Monterey to Sonoma Update Speed Bumps? (or even from Catalina!?!)

I am a VERY slow updater for macOS. It always starts out as “let other people discover the bugs first.” Then, inertia and laziness set in.

This means my work machine (14" M1 MBP) is on Monterey, and my home iMac (a 2020 27" Intel) is on Catalina (10.15).

I’ve decided that this spring is the time to get my OS house in order. Are there any horror stories I should be aware of in updating over multiple versions at once? I have 2 non-bootable clone backups in rotation for both machines (as well as Backblaze, and Time Machine for my work but not home machine), and will make sure both are very recent before updating.

Anything specific I should be worried about?
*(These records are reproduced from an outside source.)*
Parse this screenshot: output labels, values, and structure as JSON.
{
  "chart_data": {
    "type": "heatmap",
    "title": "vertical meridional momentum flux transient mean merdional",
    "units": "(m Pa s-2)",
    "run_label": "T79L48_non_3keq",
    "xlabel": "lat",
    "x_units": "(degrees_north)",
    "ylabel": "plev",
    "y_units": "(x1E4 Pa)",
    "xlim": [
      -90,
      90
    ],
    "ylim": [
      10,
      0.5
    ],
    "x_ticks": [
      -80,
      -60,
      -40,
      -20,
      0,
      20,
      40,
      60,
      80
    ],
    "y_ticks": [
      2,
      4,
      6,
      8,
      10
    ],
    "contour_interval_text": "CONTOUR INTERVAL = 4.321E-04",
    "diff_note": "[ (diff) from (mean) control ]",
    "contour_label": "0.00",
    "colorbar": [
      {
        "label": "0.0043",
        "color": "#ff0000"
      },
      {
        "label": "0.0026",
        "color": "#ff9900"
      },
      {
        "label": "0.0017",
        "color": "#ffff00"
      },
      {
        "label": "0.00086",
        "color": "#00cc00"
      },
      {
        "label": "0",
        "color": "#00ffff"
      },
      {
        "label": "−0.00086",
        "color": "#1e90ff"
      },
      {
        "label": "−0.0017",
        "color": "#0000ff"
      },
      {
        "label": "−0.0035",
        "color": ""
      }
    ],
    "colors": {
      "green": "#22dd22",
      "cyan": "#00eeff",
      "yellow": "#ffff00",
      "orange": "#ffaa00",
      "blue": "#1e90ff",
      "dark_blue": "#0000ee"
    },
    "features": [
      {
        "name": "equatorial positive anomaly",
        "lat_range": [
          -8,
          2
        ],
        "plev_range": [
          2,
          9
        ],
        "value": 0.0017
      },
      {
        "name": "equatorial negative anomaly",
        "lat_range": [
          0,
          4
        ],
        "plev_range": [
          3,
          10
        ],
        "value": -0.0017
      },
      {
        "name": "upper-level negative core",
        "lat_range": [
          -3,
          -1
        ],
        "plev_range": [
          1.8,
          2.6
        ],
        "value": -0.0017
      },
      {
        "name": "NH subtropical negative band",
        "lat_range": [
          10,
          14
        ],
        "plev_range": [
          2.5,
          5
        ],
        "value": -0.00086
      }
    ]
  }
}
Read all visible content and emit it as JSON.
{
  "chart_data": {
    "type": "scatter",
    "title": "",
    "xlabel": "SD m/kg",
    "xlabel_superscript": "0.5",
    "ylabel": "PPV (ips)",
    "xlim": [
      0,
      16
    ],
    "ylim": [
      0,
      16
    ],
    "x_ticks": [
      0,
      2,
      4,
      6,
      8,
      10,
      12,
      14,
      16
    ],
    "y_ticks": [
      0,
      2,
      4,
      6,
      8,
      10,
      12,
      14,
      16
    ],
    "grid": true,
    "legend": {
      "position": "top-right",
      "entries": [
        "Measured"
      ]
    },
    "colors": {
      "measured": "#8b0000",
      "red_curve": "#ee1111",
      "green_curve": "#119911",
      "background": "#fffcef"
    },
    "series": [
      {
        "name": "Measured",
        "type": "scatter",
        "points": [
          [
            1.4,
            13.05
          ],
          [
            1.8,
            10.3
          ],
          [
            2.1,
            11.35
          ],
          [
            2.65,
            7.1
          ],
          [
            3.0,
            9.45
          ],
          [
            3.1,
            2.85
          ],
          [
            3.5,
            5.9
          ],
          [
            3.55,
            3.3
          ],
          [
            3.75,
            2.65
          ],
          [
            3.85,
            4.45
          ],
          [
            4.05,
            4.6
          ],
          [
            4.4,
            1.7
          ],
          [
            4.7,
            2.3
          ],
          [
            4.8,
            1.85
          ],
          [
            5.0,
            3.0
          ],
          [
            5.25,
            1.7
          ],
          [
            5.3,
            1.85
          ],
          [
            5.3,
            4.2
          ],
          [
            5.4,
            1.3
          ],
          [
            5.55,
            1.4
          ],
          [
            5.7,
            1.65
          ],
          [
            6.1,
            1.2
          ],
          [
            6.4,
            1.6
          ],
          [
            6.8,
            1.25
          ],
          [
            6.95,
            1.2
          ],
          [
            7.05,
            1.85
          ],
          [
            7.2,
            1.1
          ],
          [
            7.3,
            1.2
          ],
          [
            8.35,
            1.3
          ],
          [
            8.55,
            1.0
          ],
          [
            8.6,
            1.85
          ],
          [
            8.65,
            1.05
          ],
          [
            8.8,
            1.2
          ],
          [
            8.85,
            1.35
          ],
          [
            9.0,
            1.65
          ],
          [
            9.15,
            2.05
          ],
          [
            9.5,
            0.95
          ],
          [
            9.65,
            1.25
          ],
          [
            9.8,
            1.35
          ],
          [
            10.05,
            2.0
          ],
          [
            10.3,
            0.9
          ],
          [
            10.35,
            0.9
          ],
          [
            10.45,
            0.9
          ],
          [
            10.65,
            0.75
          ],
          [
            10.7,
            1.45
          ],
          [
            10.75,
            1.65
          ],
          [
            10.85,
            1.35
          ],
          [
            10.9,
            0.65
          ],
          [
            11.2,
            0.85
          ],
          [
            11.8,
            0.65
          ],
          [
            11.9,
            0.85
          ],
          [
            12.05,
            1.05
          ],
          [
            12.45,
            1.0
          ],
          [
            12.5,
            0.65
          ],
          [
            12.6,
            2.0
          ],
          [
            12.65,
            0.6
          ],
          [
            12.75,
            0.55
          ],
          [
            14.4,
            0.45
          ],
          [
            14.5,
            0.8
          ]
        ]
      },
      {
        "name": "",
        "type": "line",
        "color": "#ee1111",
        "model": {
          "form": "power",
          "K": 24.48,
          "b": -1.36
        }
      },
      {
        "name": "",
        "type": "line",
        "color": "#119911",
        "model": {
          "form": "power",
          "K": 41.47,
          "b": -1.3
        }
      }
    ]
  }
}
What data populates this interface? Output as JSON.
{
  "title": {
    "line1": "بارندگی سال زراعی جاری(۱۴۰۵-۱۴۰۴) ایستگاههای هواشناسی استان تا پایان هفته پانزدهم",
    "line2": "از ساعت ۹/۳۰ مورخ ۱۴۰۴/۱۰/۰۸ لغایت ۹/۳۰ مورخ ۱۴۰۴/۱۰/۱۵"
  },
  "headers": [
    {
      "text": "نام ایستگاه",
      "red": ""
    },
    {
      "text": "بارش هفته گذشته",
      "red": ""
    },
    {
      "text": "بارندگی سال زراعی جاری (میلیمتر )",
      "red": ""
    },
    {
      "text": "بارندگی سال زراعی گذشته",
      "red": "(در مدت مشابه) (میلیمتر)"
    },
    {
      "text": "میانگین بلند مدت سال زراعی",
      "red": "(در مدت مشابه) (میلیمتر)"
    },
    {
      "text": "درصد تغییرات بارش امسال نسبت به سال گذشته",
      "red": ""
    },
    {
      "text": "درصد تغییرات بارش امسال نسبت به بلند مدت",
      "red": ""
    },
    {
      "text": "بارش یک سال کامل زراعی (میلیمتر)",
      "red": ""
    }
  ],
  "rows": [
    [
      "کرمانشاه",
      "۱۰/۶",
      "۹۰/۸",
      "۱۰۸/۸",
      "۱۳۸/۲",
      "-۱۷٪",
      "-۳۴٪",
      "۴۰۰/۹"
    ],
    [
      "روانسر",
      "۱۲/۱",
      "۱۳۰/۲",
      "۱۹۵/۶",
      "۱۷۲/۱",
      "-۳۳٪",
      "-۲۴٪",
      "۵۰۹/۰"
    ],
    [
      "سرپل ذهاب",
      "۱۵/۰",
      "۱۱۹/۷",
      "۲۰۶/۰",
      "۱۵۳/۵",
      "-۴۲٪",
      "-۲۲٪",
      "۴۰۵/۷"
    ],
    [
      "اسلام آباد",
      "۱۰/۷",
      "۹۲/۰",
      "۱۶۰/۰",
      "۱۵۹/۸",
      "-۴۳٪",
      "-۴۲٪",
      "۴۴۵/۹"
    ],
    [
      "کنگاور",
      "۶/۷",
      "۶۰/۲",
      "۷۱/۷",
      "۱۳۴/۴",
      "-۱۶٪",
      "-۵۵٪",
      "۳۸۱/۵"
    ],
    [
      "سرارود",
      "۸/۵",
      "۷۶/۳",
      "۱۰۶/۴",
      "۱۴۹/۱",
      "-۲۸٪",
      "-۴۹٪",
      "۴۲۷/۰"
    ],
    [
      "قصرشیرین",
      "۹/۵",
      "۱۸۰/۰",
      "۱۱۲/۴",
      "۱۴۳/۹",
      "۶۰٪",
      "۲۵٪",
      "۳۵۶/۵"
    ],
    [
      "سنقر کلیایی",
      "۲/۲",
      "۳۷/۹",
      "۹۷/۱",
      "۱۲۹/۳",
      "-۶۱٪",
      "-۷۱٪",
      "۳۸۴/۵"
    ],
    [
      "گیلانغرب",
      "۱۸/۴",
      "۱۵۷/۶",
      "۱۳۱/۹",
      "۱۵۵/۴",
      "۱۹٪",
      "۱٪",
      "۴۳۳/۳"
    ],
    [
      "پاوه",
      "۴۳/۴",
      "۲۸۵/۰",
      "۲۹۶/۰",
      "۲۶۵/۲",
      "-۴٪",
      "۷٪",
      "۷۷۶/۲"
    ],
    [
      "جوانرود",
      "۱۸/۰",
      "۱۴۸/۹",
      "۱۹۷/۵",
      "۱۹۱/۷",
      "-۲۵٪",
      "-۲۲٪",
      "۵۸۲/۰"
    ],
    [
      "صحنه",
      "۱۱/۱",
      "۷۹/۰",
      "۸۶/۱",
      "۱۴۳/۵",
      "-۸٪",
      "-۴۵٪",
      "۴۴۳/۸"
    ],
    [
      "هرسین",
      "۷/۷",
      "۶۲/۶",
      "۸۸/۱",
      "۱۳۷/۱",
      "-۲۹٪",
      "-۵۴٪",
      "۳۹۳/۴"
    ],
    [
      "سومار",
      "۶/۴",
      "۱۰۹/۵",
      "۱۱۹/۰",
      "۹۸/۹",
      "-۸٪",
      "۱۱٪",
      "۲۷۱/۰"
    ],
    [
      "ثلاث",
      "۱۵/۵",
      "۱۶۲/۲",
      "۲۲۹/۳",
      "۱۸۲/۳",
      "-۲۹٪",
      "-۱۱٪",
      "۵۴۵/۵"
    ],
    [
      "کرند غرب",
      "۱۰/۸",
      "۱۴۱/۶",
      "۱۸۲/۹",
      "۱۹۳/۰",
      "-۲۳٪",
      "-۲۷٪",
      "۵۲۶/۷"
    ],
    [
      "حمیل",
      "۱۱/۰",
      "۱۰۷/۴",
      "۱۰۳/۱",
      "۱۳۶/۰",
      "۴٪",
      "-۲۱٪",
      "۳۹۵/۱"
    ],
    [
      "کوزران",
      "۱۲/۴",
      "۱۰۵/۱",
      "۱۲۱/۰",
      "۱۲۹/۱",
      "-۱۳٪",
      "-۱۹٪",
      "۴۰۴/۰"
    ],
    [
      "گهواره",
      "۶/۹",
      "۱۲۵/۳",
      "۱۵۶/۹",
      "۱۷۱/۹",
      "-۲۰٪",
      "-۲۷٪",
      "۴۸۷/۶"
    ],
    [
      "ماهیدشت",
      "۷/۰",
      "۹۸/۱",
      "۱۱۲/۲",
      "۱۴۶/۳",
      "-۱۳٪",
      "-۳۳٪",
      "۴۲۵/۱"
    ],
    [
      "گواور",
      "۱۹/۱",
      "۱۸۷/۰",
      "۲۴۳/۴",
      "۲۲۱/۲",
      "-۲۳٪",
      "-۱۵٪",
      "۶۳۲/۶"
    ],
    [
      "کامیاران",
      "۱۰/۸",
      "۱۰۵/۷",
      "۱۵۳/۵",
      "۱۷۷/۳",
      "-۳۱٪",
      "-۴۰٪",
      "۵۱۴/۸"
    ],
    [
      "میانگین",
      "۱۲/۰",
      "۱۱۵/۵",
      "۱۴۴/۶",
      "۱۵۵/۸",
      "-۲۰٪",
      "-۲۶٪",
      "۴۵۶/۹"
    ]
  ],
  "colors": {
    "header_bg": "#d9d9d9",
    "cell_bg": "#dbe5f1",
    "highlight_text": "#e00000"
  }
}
Seeing how far behind I’ve gotten, I think I may go into automatic updating, since the last couple of major OS releases seem to have been pretty stable. If the beta reports sound rocky, I can turn off auto updating…

Thanks!

-Eric

I recently upgraded an iMac Pro from Mojave to Sonoma. The only scare was that the screen was black after the first boot into Sonoma. I could see dialog boxes but not windows. I poked at things for a while and eventually got to a visible desktop, but I’m still not sure what was wrong. I’ve seen other reports of this issue with the same eventual resolution but not a solid explanation.

I updated third party software where I could before I did the upgrade, but there were still actively developed apps I depend on that wouldn’t run after the upgrade. Expect to spend some time finding/installing updated versions, although it likely won’t be nearly as bad since you’re past the big Mojave → Catalina transition.

The only thing that’s still an issue for me is that Time Machine is very, very, very slow to a NAS now. It’s hundreds of times slower than using Carbon Copy Cloner to a directly attached SSD and so basically unusable. I’ve seen many reports of this problem but it’s not universal. I have newer NAS hardware that I’ve been meaning to try but haven’t gotten to it yet.